Purpose: The primary aim of the present study was to test the feasibility of predicting diagnostic errors in mammography by merging radiologists’ gaze behavior and image characteristics. A secondary aim was to investigate group-based and personalized predictive models for radiologists of variable experience levels.
Methods: The study was performed for the clinical task of assessing the likelihood of malignancy of mammographic masses. Eye-tracking data and diagnostic decisions for 40 cases were acquired from 4 Radiology residents and 2 breast imaging experts as part of an IRB-approved pilot study. Gaze behavior features were extracted from the eye-tracking data. Computer-generated and BIRADs images features were extracted from the images. Finally, machine learning algorithms were used to merge gaze and image features for predicting human error.
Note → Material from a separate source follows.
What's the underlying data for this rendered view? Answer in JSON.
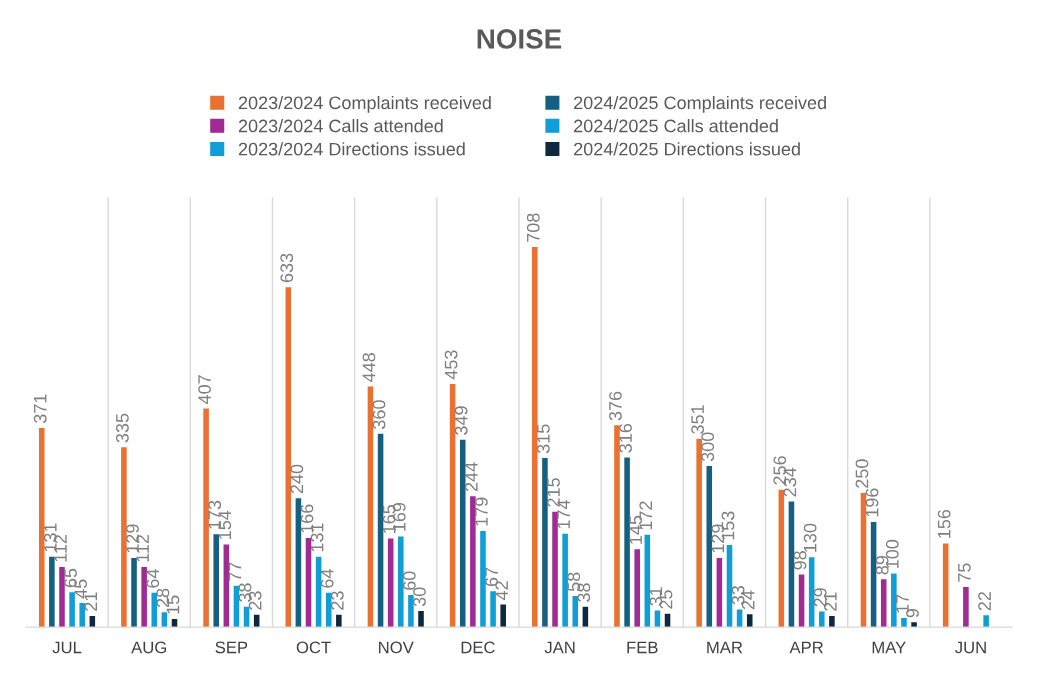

Feature selection was thoroughly explored to determine the relative contribution of the various features. Group-based and personalized user modeling was also investigated.
Results: Diagnostic error can be predicted reliably by merging gaze behavior characteristics from the radiologist and textural characteristics from the image under review. Leveraging data collected from multiple readers produced a reasonable group model (AUC=0.79). Personalized user modeling was far more accurate for the more experienced readers (average AUC of 0.837±0.029) than for the less experienced ones (average AUC of 0.667±0.099). The best performing group-based and personalized predictive models involved combinations of both gaze and image features.
Conclusions: Diagnostic errors in mammography can be predicted reliably by leveraging the radiologists’ gaze behavior and image content.